Geholfen hat so etwas sicher nicht, sagen wir's so. Heute wird ja jedes Wort auf die Goldwaage gelegt und da kommt so etwas nicht gut an, auch wenn die privaten Entscheidungen von Herrn Albig eigentlich im Wahlkampf nix zu suchen zu haben. Er hätte sich das Interview schlicht sparen sollen. Wahlkampf in der Bunten kommt nie gut.
asdf01 08.05.2017
3. ...
Verglichen mit den Sprüchen, die Trump am Fließband gebracht hat und damit gewählt wurde, ist das doch Kindergarten.
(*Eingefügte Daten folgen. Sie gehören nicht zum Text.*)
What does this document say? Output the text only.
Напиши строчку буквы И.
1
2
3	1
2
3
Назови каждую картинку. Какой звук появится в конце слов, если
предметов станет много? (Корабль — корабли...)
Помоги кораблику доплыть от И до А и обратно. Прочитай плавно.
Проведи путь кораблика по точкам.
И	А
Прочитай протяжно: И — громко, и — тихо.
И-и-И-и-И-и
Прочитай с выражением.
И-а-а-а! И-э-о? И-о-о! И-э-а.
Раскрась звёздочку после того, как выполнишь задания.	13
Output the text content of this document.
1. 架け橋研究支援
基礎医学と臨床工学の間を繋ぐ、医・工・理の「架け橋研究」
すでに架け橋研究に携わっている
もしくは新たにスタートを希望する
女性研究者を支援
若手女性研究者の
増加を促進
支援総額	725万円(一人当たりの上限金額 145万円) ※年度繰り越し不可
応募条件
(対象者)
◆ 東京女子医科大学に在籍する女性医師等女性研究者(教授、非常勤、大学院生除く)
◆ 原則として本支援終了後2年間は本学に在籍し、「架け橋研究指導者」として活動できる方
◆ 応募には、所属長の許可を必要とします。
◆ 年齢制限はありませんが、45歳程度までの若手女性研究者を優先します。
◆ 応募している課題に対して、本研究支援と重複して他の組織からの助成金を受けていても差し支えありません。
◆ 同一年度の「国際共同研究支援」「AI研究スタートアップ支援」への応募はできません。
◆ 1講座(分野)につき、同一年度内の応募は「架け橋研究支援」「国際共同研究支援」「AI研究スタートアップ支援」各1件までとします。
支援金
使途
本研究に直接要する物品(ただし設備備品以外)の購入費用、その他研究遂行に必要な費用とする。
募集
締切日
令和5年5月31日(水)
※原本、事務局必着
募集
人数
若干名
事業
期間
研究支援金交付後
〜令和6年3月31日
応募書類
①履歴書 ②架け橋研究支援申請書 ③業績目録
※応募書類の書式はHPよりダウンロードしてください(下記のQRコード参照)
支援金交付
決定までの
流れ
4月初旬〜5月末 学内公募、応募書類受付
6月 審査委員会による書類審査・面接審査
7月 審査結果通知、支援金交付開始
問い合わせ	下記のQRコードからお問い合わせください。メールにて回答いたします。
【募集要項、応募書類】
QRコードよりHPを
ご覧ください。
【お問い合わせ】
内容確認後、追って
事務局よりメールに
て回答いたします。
Sicherlich kann man nicht ausschließen, dass die Aussagen vielleicht ein paar Stimmen gekostet haben, aber dass es der entscheidende Grund war, darf man doch bezweifeln.
Sonia 08.05.2017
4. Er warf sich dem Boulevard zu Füßen
und da die SPD die meisten Stimmen bei Frauen verlor, ist es schon ziemlich naheliegend, dass auch!! das eine Rolle spielte. Wer seine Freundin damit präsentiert, dass er sich mit dieser eher auf Augenhöhe unterhalten kann als mit seiner Ehefrau ...das wars, Herr Albig. Er wäre nicht der erste Politiker, der seinen Job durch den Boulevard verliert bzw. das ziemlich beschleunigend wirkte. Sagen wir mal so: Merkel wäre das nie passiert ....
53er 08.05.2017
5. Die Saarland-Wahl
fand am 26.03.17 statt, ein paar Tage vorher, kurz vorvdem Zeitpunkt, als die SPD in S-H in der Gunst der Bürger fiel und sie im Saarland zum ersten Mal eine negative Wahlprognose erhielten, machte Schulz die entscheidende Aussage. Mit der SPD, so sagte er, gäbe es keine Steuerersenkung, sinnvoller seien Investitionen in Bildung und Infrastruktur. Dass dieser Satz bei den Wählern nicht gut ankam, kann sich jeder ausmalen, außer die Verantwortlichen in der SPD. Na dann viel Spaß in NRW.